Pre-exhaust with Leg Extensions

Leg extensions are commonly regarded as a means of warming up the knees before you do heavy pressing movements, so they're often performed with light weight and high reps. But you can also use leg extensions to pre-exhaust the quadriceps so that you need less weight on the pressing movements to follow, and you achieve the same growth-stimulating effects. Start with a couple of light warmup sets, but then go ahead and do three or four tough work sets to failure, using more weight and fewer reps on each consecutive set. An example might be 200 pounds for 20 reps, 250 for 15 and a third set with 300 pounds for 10 reps. That will ensure that your quads fatigue before your hamstrings and glutes when you follow up with squats or leg presses, and you should require only about 60 to 80 percent of the usual weight to hit failure within your desired rep ranges.

A Press is a Press

Don't fall for the myth that barbell squats are the only pressing movement that can pack size onto your thighs; it's just not true. Hard work on leg presses, hack squats or Smith-machine squats can certainly build muscle too. Having to balance a bar on your traps as you do knee bends means that squats are the hardest in terms of the weights you can handle. So it may take 800 pounds on a leg press to work the legs as hard as 300 pounds on squats, but the result should be the same. Plenty of great legs have been built using pressing movements other than the barbell squat; don't think it can't be done.

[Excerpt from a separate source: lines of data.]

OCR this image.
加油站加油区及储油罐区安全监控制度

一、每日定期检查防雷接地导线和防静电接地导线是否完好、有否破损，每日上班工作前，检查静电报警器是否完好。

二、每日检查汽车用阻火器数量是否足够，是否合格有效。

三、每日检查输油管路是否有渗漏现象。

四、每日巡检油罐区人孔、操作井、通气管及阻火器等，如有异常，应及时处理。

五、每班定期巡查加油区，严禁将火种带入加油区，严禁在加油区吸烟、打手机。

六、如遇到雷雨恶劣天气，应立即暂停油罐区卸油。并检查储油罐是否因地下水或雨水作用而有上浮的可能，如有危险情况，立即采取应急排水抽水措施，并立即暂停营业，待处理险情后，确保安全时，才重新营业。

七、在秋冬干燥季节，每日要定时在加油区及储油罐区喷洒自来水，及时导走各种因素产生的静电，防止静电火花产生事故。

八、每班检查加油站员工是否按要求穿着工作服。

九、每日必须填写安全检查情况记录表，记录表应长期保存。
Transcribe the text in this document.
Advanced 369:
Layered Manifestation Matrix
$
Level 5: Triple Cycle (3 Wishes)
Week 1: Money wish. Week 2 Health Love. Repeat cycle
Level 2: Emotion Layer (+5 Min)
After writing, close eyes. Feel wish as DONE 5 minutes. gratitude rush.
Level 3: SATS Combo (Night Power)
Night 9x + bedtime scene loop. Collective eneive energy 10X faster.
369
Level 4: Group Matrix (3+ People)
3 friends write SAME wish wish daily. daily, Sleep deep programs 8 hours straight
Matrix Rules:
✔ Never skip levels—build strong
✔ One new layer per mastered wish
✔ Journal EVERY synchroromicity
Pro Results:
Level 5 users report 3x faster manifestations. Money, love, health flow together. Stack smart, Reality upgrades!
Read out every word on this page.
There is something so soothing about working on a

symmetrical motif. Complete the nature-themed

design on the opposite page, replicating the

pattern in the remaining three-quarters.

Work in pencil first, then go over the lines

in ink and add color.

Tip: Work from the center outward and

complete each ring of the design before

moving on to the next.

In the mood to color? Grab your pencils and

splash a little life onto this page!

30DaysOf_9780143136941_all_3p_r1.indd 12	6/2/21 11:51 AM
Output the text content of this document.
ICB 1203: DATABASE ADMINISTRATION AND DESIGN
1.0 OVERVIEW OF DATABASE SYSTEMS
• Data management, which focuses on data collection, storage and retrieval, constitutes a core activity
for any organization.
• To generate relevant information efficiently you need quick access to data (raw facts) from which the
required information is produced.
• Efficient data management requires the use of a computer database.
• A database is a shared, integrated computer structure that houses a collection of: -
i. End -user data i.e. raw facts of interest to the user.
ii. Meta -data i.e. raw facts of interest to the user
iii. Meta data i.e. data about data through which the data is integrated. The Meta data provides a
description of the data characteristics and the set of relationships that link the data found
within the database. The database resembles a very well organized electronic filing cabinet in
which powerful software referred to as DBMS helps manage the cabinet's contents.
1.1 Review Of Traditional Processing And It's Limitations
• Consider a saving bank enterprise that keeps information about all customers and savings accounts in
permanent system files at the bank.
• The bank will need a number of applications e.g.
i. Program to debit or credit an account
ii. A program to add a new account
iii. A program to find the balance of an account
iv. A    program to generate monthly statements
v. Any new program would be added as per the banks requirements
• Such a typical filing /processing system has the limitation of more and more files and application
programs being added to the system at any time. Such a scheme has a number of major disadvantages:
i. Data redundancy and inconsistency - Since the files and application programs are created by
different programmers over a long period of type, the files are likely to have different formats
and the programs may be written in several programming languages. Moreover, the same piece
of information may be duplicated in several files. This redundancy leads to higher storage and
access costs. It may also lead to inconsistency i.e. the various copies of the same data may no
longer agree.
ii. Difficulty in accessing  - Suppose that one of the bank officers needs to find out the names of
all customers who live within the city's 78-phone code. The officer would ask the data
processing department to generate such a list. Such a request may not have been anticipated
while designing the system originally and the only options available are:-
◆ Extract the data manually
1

Squat Later in the Workout

Of course, it would be wise to keep squats in your leg program for best results. The smart way to do that is to do them at the end of your workout so that you need far less weight. I like to do leg extensions, heavy leg presses or hacks, then walking dumbbell lunges and, only after all of those, barbell squats. All it takes at that point is a couple of very strict sets of 15 deep reps with a mere 225 on the bar to put the final blowtorch to my quads. And honestly my legs look much better now than they did a few years ago, when I was squatting 500 pounds and injuring my lower back on a regular basis.